In Further Education, students who have shown no previous academic ability can succeed in the courses they have chosen. To begin with they are starting fresh at something different and their aptitude for the new skills is still an exciting mystery. The students have chosen to go on the course and are ready to give it a good try. They have the feeling, too, that at a College of Further Education they are part of a course which has been put on to suit demand, whereas at secondary school everyone knows that the system with the same syllabus would go on regardless of whether they were there or not. How better could the advantages of Further Education be transferred to secondary schools than by bringing in this vital ingredient of choice? The whole atmosphere would be transformed. The sharp difference between success and failure as exemplified by streaming would disappear. Students, instead of being collected together by birthdays or the alphabetic accident of their initials or divided by arbitrary intelligence tests would be grouped according to interest. The diversity of age and experience in such a class coupled with identity of interest would be stimulating and beneficial to group working. Instead of the curriculum being dominated by largely abstract examinations, students would occupy themselves with the more exploratory and creative projects that lie close to the true nature of education. When the student’s vision of his future place in society became clear he would choose to equip himself appropriately and study for the necessary qualifying examinations, and those studies would be more effective because inner-directed and tuned to coincide with his personal needs.

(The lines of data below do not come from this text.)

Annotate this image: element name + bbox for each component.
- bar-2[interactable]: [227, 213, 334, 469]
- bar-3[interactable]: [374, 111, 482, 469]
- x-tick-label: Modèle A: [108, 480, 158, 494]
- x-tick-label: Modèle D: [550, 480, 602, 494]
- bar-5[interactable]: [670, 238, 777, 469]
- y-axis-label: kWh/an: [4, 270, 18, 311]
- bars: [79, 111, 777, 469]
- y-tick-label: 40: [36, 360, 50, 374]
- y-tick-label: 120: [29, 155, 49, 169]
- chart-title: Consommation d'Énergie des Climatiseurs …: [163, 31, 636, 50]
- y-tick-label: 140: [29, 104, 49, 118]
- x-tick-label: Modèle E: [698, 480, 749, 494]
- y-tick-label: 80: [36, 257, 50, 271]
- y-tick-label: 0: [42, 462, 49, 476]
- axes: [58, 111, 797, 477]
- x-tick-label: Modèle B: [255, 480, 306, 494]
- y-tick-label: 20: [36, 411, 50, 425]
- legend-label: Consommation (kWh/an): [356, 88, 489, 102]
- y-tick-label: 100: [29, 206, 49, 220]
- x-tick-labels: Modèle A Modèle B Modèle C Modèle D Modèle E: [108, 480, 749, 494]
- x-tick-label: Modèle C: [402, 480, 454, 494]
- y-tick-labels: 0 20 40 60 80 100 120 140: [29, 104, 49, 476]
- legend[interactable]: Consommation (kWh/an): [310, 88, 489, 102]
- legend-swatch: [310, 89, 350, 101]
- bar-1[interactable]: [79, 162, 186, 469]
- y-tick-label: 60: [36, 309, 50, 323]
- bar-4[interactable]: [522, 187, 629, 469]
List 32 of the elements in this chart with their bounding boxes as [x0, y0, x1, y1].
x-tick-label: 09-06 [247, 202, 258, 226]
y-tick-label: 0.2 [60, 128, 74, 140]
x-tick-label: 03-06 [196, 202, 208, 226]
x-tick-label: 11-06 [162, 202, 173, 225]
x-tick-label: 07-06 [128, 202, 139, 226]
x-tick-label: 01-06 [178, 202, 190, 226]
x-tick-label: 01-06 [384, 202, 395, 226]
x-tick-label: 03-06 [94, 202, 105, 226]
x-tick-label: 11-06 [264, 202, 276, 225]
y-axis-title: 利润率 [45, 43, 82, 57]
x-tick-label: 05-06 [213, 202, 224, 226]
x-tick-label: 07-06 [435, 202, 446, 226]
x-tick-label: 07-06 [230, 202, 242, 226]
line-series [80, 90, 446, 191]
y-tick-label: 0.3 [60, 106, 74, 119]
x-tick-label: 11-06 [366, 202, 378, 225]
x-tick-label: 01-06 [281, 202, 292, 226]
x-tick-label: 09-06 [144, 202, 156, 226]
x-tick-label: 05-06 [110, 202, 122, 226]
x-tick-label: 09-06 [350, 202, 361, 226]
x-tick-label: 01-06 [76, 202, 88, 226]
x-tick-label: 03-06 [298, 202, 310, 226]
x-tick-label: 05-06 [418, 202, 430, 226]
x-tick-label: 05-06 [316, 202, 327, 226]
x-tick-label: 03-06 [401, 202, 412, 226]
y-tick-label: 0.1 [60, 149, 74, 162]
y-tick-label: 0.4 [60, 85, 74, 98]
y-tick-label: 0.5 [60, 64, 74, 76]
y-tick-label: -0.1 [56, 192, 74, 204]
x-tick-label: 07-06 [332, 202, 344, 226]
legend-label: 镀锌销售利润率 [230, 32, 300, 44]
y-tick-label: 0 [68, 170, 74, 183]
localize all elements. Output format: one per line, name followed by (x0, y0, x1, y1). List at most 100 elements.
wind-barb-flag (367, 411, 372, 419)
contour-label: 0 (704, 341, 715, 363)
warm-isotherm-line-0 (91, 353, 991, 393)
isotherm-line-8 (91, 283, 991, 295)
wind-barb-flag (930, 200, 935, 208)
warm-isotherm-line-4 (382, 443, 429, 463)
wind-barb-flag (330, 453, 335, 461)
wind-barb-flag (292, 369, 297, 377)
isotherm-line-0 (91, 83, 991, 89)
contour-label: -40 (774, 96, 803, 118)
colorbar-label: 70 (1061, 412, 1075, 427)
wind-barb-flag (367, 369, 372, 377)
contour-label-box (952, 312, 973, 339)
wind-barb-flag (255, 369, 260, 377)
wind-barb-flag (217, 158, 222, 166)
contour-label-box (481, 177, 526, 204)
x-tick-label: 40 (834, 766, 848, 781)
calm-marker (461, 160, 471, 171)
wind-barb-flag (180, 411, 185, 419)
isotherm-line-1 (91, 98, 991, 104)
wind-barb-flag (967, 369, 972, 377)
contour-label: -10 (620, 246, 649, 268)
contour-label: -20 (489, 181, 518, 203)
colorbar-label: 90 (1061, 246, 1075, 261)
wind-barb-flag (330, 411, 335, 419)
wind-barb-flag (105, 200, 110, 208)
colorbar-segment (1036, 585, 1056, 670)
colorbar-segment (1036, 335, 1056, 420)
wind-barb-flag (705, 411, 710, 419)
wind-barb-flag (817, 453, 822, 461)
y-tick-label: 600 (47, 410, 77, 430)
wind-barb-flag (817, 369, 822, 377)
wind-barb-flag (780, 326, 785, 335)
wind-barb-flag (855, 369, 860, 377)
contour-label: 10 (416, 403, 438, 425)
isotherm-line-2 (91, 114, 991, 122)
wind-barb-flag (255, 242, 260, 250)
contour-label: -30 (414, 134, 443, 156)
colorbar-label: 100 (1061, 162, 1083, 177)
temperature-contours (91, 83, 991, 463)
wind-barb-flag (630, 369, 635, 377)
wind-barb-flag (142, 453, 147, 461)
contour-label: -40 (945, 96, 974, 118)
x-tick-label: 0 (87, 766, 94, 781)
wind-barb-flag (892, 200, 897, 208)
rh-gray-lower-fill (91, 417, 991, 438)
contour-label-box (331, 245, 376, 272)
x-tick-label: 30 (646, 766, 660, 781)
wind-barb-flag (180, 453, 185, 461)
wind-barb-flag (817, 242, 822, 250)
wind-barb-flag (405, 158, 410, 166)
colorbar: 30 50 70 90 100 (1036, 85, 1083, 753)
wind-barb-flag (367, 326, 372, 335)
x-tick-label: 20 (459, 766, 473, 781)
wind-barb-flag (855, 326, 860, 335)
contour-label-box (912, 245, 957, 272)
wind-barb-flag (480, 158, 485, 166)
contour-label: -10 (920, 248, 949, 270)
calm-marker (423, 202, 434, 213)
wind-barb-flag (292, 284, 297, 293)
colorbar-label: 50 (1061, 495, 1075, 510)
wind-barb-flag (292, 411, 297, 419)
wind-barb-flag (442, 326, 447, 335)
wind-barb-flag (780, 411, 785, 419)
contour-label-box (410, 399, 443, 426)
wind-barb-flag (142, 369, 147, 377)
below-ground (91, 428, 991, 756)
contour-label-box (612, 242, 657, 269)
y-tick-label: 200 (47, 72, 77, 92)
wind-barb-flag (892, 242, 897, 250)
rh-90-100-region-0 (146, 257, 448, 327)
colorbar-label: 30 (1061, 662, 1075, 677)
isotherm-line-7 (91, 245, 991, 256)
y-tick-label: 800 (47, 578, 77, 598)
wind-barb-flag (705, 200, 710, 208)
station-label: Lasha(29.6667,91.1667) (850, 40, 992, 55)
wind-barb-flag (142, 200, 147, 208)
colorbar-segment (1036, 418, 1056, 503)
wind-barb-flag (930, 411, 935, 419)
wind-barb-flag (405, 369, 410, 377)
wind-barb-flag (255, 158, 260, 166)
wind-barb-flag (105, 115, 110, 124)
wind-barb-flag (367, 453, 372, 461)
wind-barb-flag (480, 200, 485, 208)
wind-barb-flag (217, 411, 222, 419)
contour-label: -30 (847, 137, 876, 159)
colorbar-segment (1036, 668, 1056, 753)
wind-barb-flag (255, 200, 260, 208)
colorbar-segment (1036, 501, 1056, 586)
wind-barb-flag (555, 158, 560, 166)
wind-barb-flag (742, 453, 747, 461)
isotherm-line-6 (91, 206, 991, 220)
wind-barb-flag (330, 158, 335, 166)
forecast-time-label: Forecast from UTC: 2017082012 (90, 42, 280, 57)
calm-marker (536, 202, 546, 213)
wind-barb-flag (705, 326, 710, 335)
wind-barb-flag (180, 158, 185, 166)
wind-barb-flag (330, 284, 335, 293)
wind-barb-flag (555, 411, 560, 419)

But all this will be no good, the objection may still go, if the child chooses not to attend—puts off taking up his entitlement.
At worst children making this deliberate choice would have gained something in terms of self-
respect. Their imaginations and intellects would not be damaged by enforced attention to what they see as dreary,
pointless tasks. Outside school, it is true, the work opportunities for such a person are likely to be pretty dreary too but may well not be so demoralising, and the voucher scheme would mean that the opportunity to return to school would always be there. When this time came there is every chance that it would be with renewed interest.
And if the entitlement were never taken up? Such cases would be rare, and certainly not significant for the well-being of society. With schools competing with one another to make themselves attractive to students, with an unlimited breadth of courses available and with financial support for the student appropriate to the needs of the equivalent person out of school, most people would be eager to take advantage of the educational facilities to the full. Look at the flood of demand for adult education that exists now.
And look once more at the dreary ranks of secondary school children who have opted out. Even the academically successful are often a poor advertisement for our present education system in terms of happiness, creativity, self-fulfilment.
It would seem that the violation of civil liberties represented by compulsory schooling is an inescapable issue in education today, from whichever standpoint one approaches it. One could go further and relate this problem to the central dilemma of our time. Now that the potential of human existence is so amazingly extended and so uniquely threatened, we all need educating first and foremost in the practice of freedom and the exercise of choice.